We understand that for some who have compromised immunity or fear of illness, it may not be workable to enter a room barefaced with 49 other people, where there will definitely be abundant tears, singing, and laughter. (One of our facilitators had long-Covid over several years, and we understand the trepidation around contagion. Please know that we hold your concern with respect and compassion.) For those who are immunocompromised or fearful of illness, out of respect for your concern and with a wish for your safety, while also wanting to honor the unmasked intimacy our in-person rituals require, we invite you to consider attending an online grief ritual or an outdoor one instead, where your safety from illness can be guaranteed. While we have offered both of these versions of grief rituals in the past, we don't currently have any outdoor or online rituals on the calendar.
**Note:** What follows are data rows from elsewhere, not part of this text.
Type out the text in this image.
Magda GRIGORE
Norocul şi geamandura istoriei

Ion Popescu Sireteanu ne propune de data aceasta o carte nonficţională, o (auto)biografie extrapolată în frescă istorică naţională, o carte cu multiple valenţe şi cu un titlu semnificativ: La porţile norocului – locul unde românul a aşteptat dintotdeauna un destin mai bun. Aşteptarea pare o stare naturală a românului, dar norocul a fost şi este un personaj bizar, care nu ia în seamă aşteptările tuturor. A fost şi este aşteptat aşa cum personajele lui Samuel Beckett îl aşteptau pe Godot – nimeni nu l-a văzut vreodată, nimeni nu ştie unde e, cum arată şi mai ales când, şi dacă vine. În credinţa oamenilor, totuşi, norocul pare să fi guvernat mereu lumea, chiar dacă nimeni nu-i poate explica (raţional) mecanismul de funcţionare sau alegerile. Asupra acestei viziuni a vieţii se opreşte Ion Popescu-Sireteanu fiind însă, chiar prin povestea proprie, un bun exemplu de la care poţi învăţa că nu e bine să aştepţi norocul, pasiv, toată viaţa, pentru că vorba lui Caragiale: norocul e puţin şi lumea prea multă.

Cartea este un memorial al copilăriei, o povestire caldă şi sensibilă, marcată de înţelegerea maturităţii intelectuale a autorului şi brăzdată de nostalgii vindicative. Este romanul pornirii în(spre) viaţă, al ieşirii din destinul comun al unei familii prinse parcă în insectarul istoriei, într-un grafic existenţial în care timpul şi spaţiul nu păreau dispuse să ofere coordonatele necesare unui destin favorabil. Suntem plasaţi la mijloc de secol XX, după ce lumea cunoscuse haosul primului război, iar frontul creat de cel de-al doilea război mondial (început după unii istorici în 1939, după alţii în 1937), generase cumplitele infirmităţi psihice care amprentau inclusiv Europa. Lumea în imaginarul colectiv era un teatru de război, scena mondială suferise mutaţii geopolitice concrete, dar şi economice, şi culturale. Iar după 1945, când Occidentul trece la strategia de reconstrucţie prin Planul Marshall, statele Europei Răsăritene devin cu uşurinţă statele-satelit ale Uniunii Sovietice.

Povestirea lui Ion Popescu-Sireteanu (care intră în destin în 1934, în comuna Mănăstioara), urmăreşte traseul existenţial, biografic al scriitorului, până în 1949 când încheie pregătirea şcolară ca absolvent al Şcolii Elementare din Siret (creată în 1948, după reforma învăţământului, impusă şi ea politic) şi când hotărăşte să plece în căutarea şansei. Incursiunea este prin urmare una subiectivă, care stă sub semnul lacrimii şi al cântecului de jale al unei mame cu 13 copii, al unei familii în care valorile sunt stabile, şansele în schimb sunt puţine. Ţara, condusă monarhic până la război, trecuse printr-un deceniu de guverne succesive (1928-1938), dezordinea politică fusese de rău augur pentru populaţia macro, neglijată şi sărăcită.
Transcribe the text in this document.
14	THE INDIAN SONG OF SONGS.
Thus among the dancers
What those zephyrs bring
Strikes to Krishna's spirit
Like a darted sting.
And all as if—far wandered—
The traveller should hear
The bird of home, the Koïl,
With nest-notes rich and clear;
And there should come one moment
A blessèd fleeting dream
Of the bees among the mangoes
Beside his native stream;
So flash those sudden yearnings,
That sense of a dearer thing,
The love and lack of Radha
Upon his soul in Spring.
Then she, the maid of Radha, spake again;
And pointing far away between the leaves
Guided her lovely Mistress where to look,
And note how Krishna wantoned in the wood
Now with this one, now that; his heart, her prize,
We can make some recommendations if you need.

A Unique Opportunity
We are grateful to have met many wonderful beings who are called to bring grief rituals into their own communities. We are often approached with the request to assist for our ritual weekends. At each ritual we host, we welcome two assistants. We love to offer this unique opportunity for apprentice grief tenders. While assistants get to fully participate in the ritual, they also get to be a part of the behind-the-scenes sacred preparation and processing, as well as holding space for the participants and helping the team track what's unfolding in the room. We welcome those interested in assisting us to reach out about assisting at a future ritual. Contact us at soulfulgrieftending(at)gmail.com. While we don't charge the full retreat tuition rate for assistants, we do ask those who wish to assist, once accepted, to donate to our scholarship fund. (We suggest at least $200, but you can decide what contribution feels right to you.) We currently have all assitant spots filled for our 2026 rituals, but if you would like to assist in the future, please reach out to us. You are also welcome to join us for our regular Council for Grief Tenders gatherings offered on Zoom.

We hope you’ll consider joining us in creating healing community and in metabolizing grief into beauty, together.